Ven 26 Aoû 2016 - 2:00
Ezequiel | Ysrael
Le Charmeur de Serpent
If I ever found a pot of gold
I'd buy bottles untold of the nectar of the vines
'Cause I'm gonna die with a twinkle in my eye
'Cause I sung songs, spun stories, loved, laughed, and drank wine
Les vagues glissaient sur le rivage, allaient et venaient doucement, leur bruissement caractéristique résonnant dans l'air. L'astre solaire avait entamé sa descente. Il s'enfonçait dans la surface aqueuse, la teintant d'une lueur rougeâtre. Un vent léger fit frissonner une mèche de cheveux d'Ysrael. La jeune femme observait ce spectacle en silence, les bras croisés, nonchalamment adossée contre la capsule qui l'avait menée jusqu'ici. Jamais elle n'avait vu de si grande étendue d'eau avant son arrivée à Pallatine. Chicago avait toujours été sa maison ; le lac sa seule mer. Vingt-huit ans durant, elle avait rêvé de voir l'océan. Mais le temps avait fini par lui manquer. Comme elle s'était étonnée en découvrant pour la première fois les flots qui cerclaient l'île de sa nouvelle demeure ! Cette mer gigantesque, elle avait passé de longues heures à la contempler, muette. Elle se voyait encore assise dans le sable, les genoux repliés contre sa poitrine, à fixer l'immensité bleutée, les yeux brillant comme ceux d'un enfant.

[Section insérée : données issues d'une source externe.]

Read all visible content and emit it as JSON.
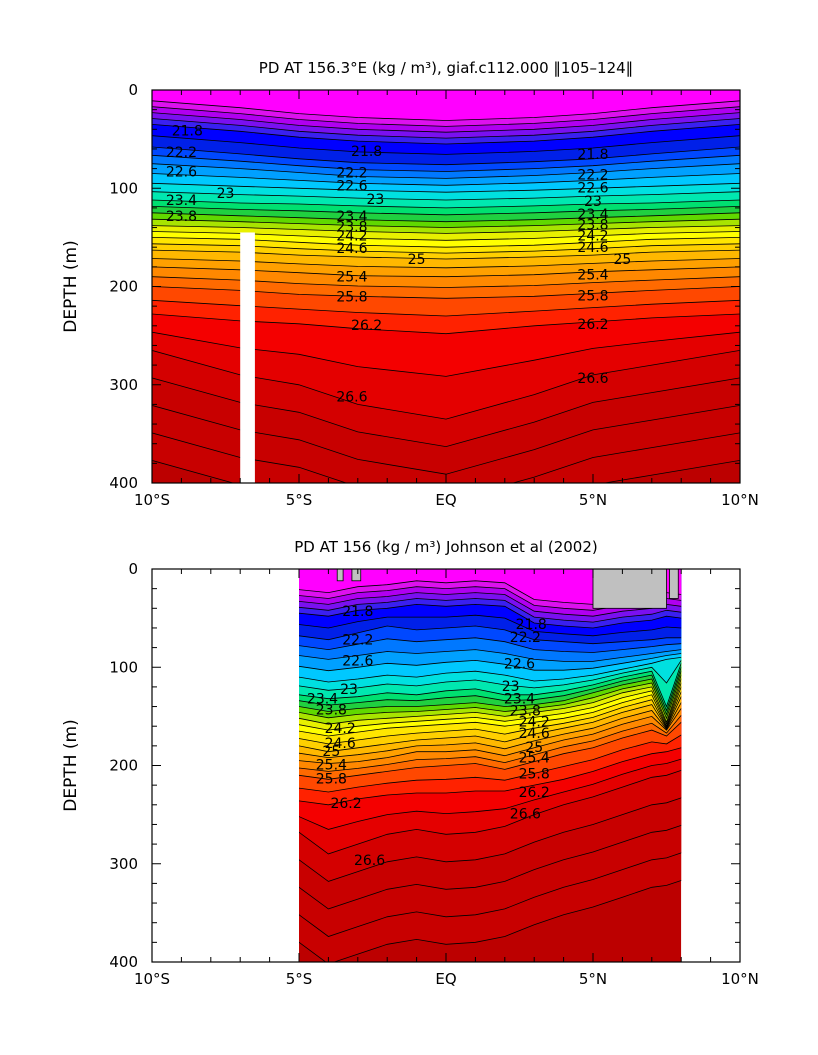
{
  "colors": {
    "bands": [
      "#ff00ff",
      "#dd11ee",
      "#b000f0",
      "#7a10f0",
      "#3a20f0",
      "#0000ff",
      "#0020e8",
      "#0048ff",
      "#0078ff",
      "#00a0ff",
      "#00c8ff",
      "#00e0e0",
      "#00e8b0",
      "#00e070",
      "#20d040",
      "#60d800",
      "#a8e400",
      "#e8f000",
      "#ffff00",
      "#ffe600",
      "#ffd000",
      "#ffb800",
      "#ffa000",
      "#ff8800",
      "#ff6a00",
      "#ff4800",
      "#ff2200",
      "#f40000",
      "#e40000",
      "#d40000",
      "#c80000",
      "#bc0000"
    ],
    "land": "#c0c0c0",
    "contour_line": "#000000"
  },
  "chart_data": [
    {
      "type": "heatmap",
      "title": "PD AT 156.3°E (kg / m³), giaf.c112.000 ‖105–124‖",
      "xlabel": "",
      "ylabel": "DEPTH (m)",
      "xlim": [
        -10,
        10
      ],
      "ylim": [
        400,
        0
      ],
      "x_ticks": [
        -10,
        -5,
        0,
        5,
        10
      ],
      "x_tick_labels": [
        "10°S",
        "5°S",
        "EQ",
        "5°N",
        "10°N"
      ],
      "y_ticks": [
        0,
        100,
        200,
        300,
        400
      ],
      "y_tick_labels": [
        "0",
        "100",
        "200",
        "300",
        "400"
      ],
      "contour_interval": 0.2,
      "masked_column": {
        "lon_range": [
          -7.0,
          -6.5
        ],
        "depth_range": [
          145,
          400
        ]
      },
      "isopycnal_depths_m": {
        "lon": [
          -10,
          -7,
          -5,
          -3,
          0,
          3,
          5,
          7,
          10
        ],
        "21.8": [
          35,
          42,
          48,
          52,
          55,
          52,
          48,
          42,
          35
        ],
        "22.2": [
          58,
          65,
          70,
          74,
          76,
          73,
          70,
          65,
          58
        ],
        "22.6": [
          75,
          80,
          84,
          88,
          90,
          87,
          84,
          80,
          75
        ],
        "23.0": [
          95,
          98,
          100,
          102,
          104,
          102,
          100,
          98,
          95
        ],
        "23.4": [
          112,
          115,
          116,
          118,
          120,
          118,
          116,
          115,
          112
        ],
        "23.8": [
          125,
          128,
          130,
          132,
          134,
          132,
          130,
          128,
          125
        ],
        "24.2": [
          138,
          140,
          142,
          144,
          146,
          144,
          142,
          140,
          138
        ],
        "24.6": [
          150,
          152,
          155,
          158,
          160,
          158,
          155,
          152,
          150
        ],
        "25.0": [
          163,
          165,
          168,
          170,
          172,
          170,
          168,
          165,
          163
        ],
        "25.4": [
          180,
          183,
          186,
          189,
          190,
          188,
          185,
          183,
          180
        ],
        "25.8": [
          200,
          204,
          208,
          210,
          212,
          210,
          207,
          204,
          200
        ],
        "26.2": [
          228,
          235,
          238,
          243,
          248,
          240,
          236,
          232,
          228
        ],
        "26.6": [
          265,
          290,
          300,
          320,
          335,
          310,
          290,
          280,
          265
        ]
      },
      "contour_labels": [
        {
          "text": "21.8",
          "lon": -8.8,
          "depth": 41
        },
        {
          "text": "21.8",
          "lon": -2.7,
          "depth": 62
        },
        {
          "text": "21.8",
          "lon": 5.0,
          "depth": 65
        },
        {
          "text": "22.2",
          "lon": -9.0,
          "depth": 63
        },
        {
          "text": "22.2",
          "lon": -3.2,
          "depth": 84
        },
        {
          "text": "22.2",
          "lon": 5.0,
          "depth": 86
        },
        {
          "text": "22.6",
          "lon": -9.0,
          "depth": 83
        },
        {
          "text": "22.6",
          "lon": -3.2,
          "depth": 97
        },
        {
          "text": "22.6",
          "lon": 5.0,
          "depth": 99
        },
        {
          "text": "23",
          "lon": -7.5,
          "depth": 105
        },
        {
          "text": "23",
          "lon": -2.4,
          "depth": 111
        },
        {
          "text": "23",
          "lon": 5.0,
          "depth": 113
        },
        {
          "text": "23.4",
          "lon": -9.0,
          "depth": 112
        },
        {
          "text": "23.4",
          "lon": -3.2,
          "depth": 128
        },
        {
          "text": "23.4",
          "lon": 5.0,
          "depth": 126
        },
        {
          "text": "23.8",
          "lon": -9.0,
          "depth": 128
        },
        {
          "text": "23.8",
          "lon": -3.2,
          "depth": 139
        },
        {
          "text": "23.8",
          "lon": 5.0,
          "depth": 137
        },
        {
          "text": "24.2",
          "lon": -3.2,
          "depth": 148
        },
        {
          "text": "24.2",
          "lon": 5.0,
          "depth": 148
        },
        {
          "text": "24.6",
          "lon": -3.2,
          "depth": 161
        },
        {
          "text": "24.6",
          "lon": 5.0,
          "depth": 160
        },
        {
          "text": "25",
          "lon": -1.0,
          "depth": 172
        },
        {
          "text": "25",
          "lon": 6.0,
          "depth": 172
        },
        {
          "text": "25.4",
          "lon": -3.2,
          "depth": 190
        },
        {
          "text": "25.4",
          "lon": 5.0,
          "depth": 188
        },
        {
          "text": "25.8",
          "lon": -3.2,
          "depth": 210
        },
        {
          "text": "25.8",
          "lon": 5.0,
          "depth": 209
        },
        {
          "text": "26.2",
          "lon": -2.7,
          "depth": 239
        },
        {
          "text": "26.2",
          "lon": 5.0,
          "depth": 238
        },
        {
          "text": "26.6",
          "lon": -3.2,
          "depth": 312
        },
        {
          "text": "26.6",
          "lon": 5.0,
          "depth": 293
        }
      ]
    },
    {
      "type": "heatmap",
      "title": "PD AT 156 (kg / m³) Johnson et al (2002)",
      "xlabel": "",
      "ylabel": "DEPTH (m)",
      "xlim": [
        -10,
        10
      ],
      "ylim": [
        400,
        0
      ],
      "x_ticks": [
        -10,
        -5,
        0,
        5,
        10
      ],
      "x_tick_labels": [
        "10°S",
        "5°S",
        "EQ",
        "5°N",
        "10°N"
      ],
      "y_ticks": [
        0,
        100,
        200,
        300,
        400
      ],
      "y_tick_labels": [
        "0",
        "100",
        "200",
        "300",
        "400"
      ],
      "contour_interval": 0.2,
      "data_lon_range": [
        -5,
        8
      ],
      "isopycnal_depths_m": {
        "lon": [
          -5,
          -4,
          -3,
          -2,
          -1,
          0,
          1,
          2,
          3,
          4,
          5,
          6,
          7,
          7.5,
          8
        ],
        "21.8": [
          45,
          48,
          42,
          40,
          36,
          38,
          36,
          38,
          55,
          58,
          60,
          55,
          52,
          48,
          50
        ],
        "22.2": [
          68,
          72,
          65,
          58,
          62,
          60,
          58,
          62,
          72,
          74,
          76,
          74,
          72,
          70,
          70
        ],
        "22.6": [
          88,
          92,
          88,
          84,
          86,
          84,
          82,
          86,
          92,
          94,
          94,
          90,
          86,
          84,
          82
        ],
        "23.0": [
          110,
          115,
          112,
          108,
          110,
          106,
          104,
          108,
          114,
          112,
          108,
          102,
          96,
          92,
          90
        ],
        "23.4": [
          128,
          132,
          130,
          126,
          128,
          124,
          122,
          128,
          128,
          124,
          118,
          110,
          104,
          140,
          96
        ],
        "23.8": [
          140,
          145,
          142,
          140,
          140,
          138,
          136,
          140,
          138,
          134,
          126,
          118,
          112,
          148,
          104
        ],
        "24.2": [
          152,
          158,
          154,
          152,
          150,
          148,
          146,
          150,
          146,
          142,
          136,
          126,
          120,
          156,
          112
        ],
        "24.6": [
          165,
          170,
          166,
          162,
          160,
          158,
          156,
          160,
          156,
          152,
          146,
          136,
          128,
          160,
          120
        ],
        "25.0": [
          180,
          186,
          182,
          178,
          174,
          172,
          170,
          176,
          168,
          162,
          156,
          146,
          138,
          162,
          130
        ],
        "25.4": [
          195,
          198,
          196,
          192,
          186,
          186,
          184,
          190,
          182,
          174,
          168,
          158,
          150,
          164,
          142
        ],
        "25.8": [
          210,
          214,
          210,
          206,
          202,
          200,
          198,
          204,
          196,
          188,
          182,
          172,
          164,
          170,
          156
        ],
        "26.2": [
          236,
          240,
          234,
          230,
          228,
          228,
          226,
          226,
          220,
          214,
          206,
          196,
          188,
          186,
          182
        ],
        "26.6": [
          268,
          290,
          280,
          270,
          265,
          270,
          268,
          262,
          250,
          240,
          232,
          222,
          212,
          210,
          205
        ]
      },
      "land_patches": [
        {
          "lon_range": [
            -3.7,
            -3.5
          ],
          "depth_range": [
            0,
            12
          ]
        },
        {
          "lon_range": [
            -3.2,
            -2.9
          ],
          "depth_range": [
            0,
            12
          ]
        },
        {
          "lon_range": [
            5.0,
            7.5
          ],
          "depth_range": [
            0,
            40
          ]
        },
        {
          "lon_range": [
            7.6,
            7.9
          ],
          "depth_range": [
            0,
            30
          ]
        }
      ],
      "contour_labels": [
        {
          "text": "21.8",
          "lon": -3.0,
          "depth": 43
        },
        {
          "text": "21.8",
          "lon": 2.9,
          "depth": 56
        },
        {
          "text": "22.2",
          "lon": -3.0,
          "depth": 72
        },
        {
          "text": "22.2",
          "lon": 2.7,
          "depth": 69
        },
        {
          "text": "22.6",
          "lon": -3.0,
          "depth": 93
        },
        {
          "text": "22.6",
          "lon": 2.5,
          "depth": 96
        },
        {
          "text": "23",
          "lon": -3.3,
          "depth": 122
        },
        {
          "text": "23",
          "lon": 2.2,
          "depth": 119
        },
        {
          "text": "23.4",
          "lon": -4.2,
          "depth": 132
        },
        {
          "text": "23.4",
          "lon": 2.5,
          "depth": 132
        },
        {
          "text": "23.8",
          "lon": -3.9,
          "depth": 143
        },
        {
          "text": "23.8",
          "lon": 2.7,
          "depth": 144
        },
        {
          "text": "24.2",
          "lon": -3.6,
          "depth": 162
        },
        {
          "text": "24.2",
          "lon": 3.0,
          "depth": 155
        },
        {
          "text": "24.6",
          "lon": -3.6,
          "depth": 177
        },
        {
          "text": "24.6",
          "lon": 3.0,
          "depth": 167
        },
        {
          "text": "25",
          "lon": -3.9,
          "depth": 185
        },
        {
          "text": "25",
          "lon": 3.0,
          "depth": 181
        },
        {
          "text": "25.4",
          "lon": -3.9,
          "depth": 199
        },
        {
          "text": "25.4",
          "lon": 3.0,
          "depth": 192
        },
        {
          "text": "25.8",
          "lon": -3.9,
          "depth": 213
        },
        {
          "text": "25.8",
          "lon": 3.0,
          "depth": 208
        },
        {
          "text": "26.2",
          "lon": -3.4,
          "depth": 238
        },
        {
          "text": "26.2",
          "lon": 3.0,
          "depth": 227
        },
        {
          "text": "26.6",
          "lon": -2.6,
          "depth": 296
        },
        {
          "text": "26.6",
          "lon": 2.7,
          "depth": 249
        }
      ]
    }
  ]
}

Un mouvement à gauche la sortit de sa rêverie. La jeune femme salua poliment l'habitant qui passait à sa hauteur. Le rythme éreintant de la ville n'avait pas ses droits ici. Ocane semblait nichée dans un autre espace-temps. Ysrael jeta un coup d’œil à sa montre. Nombreuses étaient ses connaissances qui appréciaient les garde-temps à affichage digital ou holographique. La brune ne supportait pas ces choses-là. Elle s'était intégrée au mieux au futur dans lequel l'Institut l'avait catapulté, et continuait d'ailleurs toujours à travailler ses lacunes. Pourtant, quelques vieilles habitudes de sa vie sur Terre lui collaient toujours et encore à la peau. Il était des manies et lubies dont elle refusait de se séparer. Le phonographe, les montres mécaniques, …

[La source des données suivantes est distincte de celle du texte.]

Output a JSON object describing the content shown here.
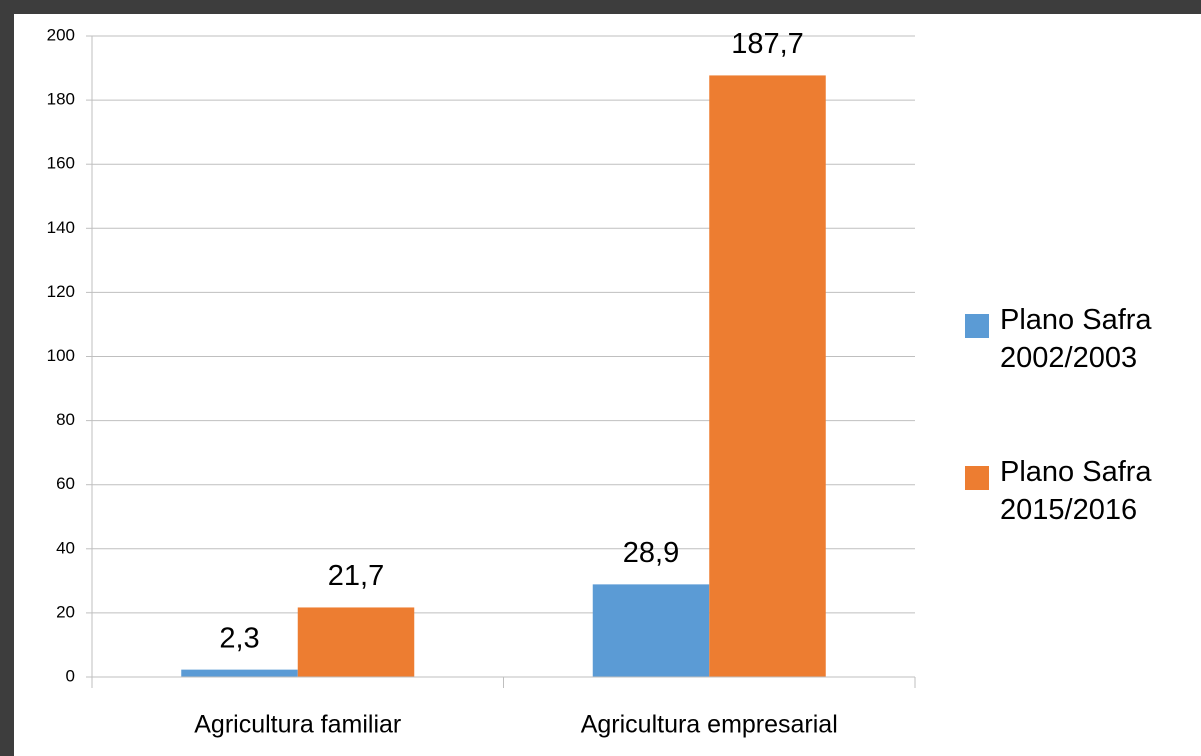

Elle était arrivée légèrement en avance et avait préféré patienter plutôt que d'importuner son hôte quelques minutes trop tôt. Mais l'aiguille indiquait à présent le chiffre désiré. La jeune femme prit une impulsion, elle secoua son poignet pour ordonner ses bijoux et se mit à remonter la rue. Ses talons aiguilles battaient le macadam, allongeaient sa silhouette, appuyaient sa démarche chaloupée. La trentenaire s'arrêta devant d'immenses grilles en fer forgé. La demeure des Blackwood, plus loin, allongeait une ombre menaçante jusqu'à ces dernières. Blackwood … un nom bien connu à Pallatine. Peut-être trop connu pour inspirer une totale confiance. Ysrael franchit l'entrée. Ses escarpins s'enfonçaient dans la surface gravillonnée de l'allée. Elle avait eu vent de la réputation de l'homme qui l'avait invité. Au travail, on le savait implacable ; en privé, on le disait sulfureux.

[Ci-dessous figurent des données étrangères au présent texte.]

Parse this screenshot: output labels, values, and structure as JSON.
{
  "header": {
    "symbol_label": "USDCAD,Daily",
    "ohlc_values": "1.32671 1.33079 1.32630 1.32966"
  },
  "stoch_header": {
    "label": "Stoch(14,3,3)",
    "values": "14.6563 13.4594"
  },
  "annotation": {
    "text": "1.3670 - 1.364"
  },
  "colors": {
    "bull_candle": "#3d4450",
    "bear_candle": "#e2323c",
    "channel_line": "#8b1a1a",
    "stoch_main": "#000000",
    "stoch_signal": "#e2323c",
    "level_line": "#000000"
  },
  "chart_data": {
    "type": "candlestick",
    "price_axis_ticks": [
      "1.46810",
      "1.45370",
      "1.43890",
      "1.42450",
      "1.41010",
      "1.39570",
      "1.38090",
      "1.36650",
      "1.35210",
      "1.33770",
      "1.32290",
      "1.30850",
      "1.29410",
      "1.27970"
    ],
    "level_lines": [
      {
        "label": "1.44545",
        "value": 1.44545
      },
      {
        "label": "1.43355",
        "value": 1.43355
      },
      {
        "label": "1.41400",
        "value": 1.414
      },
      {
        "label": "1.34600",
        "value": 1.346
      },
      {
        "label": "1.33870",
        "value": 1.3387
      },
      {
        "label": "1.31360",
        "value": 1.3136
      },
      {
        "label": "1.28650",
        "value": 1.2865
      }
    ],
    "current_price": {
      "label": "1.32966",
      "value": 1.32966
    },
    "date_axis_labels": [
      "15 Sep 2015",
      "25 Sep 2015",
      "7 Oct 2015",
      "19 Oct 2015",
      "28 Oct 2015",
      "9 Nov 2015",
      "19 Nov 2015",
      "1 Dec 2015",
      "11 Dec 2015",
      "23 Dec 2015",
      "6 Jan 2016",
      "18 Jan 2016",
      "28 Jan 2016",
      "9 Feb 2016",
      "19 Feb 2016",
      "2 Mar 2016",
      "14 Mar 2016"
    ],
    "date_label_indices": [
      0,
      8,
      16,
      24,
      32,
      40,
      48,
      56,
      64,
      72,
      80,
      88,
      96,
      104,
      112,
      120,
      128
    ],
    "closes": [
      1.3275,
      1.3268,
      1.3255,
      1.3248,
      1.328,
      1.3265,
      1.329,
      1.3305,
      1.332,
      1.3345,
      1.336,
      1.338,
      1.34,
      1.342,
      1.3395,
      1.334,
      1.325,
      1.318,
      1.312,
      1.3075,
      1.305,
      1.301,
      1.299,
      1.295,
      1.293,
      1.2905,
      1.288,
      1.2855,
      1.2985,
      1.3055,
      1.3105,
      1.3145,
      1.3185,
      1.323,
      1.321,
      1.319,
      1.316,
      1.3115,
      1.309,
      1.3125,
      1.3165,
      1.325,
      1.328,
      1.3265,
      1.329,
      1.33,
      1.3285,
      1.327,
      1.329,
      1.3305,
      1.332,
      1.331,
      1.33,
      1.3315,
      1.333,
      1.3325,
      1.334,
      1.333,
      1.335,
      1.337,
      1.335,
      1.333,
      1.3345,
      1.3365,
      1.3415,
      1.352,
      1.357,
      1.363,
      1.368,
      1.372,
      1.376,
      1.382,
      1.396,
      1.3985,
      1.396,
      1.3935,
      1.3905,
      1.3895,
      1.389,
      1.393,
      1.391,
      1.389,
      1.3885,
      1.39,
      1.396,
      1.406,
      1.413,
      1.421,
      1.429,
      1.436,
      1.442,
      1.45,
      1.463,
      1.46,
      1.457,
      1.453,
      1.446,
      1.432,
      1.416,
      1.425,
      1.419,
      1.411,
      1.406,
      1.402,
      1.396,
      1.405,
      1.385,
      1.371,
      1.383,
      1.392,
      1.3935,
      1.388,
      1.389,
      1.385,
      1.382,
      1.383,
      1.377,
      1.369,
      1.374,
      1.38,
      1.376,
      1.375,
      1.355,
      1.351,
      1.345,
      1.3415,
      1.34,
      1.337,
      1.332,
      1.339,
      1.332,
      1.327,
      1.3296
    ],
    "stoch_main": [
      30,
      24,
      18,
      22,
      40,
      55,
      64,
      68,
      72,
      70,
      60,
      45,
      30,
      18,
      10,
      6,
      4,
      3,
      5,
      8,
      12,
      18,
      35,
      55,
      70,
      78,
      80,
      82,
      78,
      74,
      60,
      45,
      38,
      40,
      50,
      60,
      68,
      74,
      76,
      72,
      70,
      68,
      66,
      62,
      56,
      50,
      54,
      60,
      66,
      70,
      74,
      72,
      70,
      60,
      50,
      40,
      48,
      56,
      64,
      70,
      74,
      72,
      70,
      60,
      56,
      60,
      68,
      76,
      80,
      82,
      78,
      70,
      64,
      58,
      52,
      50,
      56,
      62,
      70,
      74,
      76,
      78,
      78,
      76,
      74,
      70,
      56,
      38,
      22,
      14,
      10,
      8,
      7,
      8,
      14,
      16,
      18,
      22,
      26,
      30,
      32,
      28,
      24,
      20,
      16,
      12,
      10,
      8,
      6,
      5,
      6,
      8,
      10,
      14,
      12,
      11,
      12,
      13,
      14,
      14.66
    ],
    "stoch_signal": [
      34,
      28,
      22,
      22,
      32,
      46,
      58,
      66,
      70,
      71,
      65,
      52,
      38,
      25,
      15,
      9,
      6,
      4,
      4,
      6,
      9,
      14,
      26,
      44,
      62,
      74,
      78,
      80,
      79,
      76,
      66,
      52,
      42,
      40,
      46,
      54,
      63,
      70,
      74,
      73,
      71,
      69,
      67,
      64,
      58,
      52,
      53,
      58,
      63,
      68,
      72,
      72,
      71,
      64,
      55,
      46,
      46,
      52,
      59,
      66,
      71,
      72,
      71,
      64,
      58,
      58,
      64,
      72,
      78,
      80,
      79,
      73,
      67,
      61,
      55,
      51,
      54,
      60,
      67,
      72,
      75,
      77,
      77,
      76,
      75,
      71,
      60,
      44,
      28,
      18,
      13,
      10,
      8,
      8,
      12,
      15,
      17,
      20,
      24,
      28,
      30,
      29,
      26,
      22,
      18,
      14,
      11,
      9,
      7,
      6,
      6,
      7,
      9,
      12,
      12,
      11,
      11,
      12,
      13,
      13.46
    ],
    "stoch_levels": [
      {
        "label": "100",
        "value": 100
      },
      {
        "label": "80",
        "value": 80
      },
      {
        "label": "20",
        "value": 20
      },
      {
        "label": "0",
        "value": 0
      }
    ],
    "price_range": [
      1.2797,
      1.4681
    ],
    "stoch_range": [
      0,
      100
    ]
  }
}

Ysrael s'immobilisa devant la porte. Ses prunelles vertes détourèrent l'immense panneau de bois. Elle relâcha ses cheveux et abandonna la pince dans son sac à main en soufflant. Une cascade ondulée tomba sur ses épaules découvertes finement soulignées d'un col bardot. La jeune femme ouvrit plus amplement son sac. Ses doigts passèrent sur une mèche brune qu'elle rabattit derrière son oreille pour dégager son regard discrètement maquillé. Elle ignorait pourquoi elle avait accepté ce rendez-vous. Il n'y avait rien à y gagner, si ce n'était remuer de vieux souvenirs parfois douloureux. Tant de choses pouvaient être dites sur son époque. Tant d'autres devaient être cachées … En cinq ans, c'était bien la première fois qu'on souhaitait la questionner sur cela.
Une bouteille de vin rouge sortie de son sac. Et elle sonna.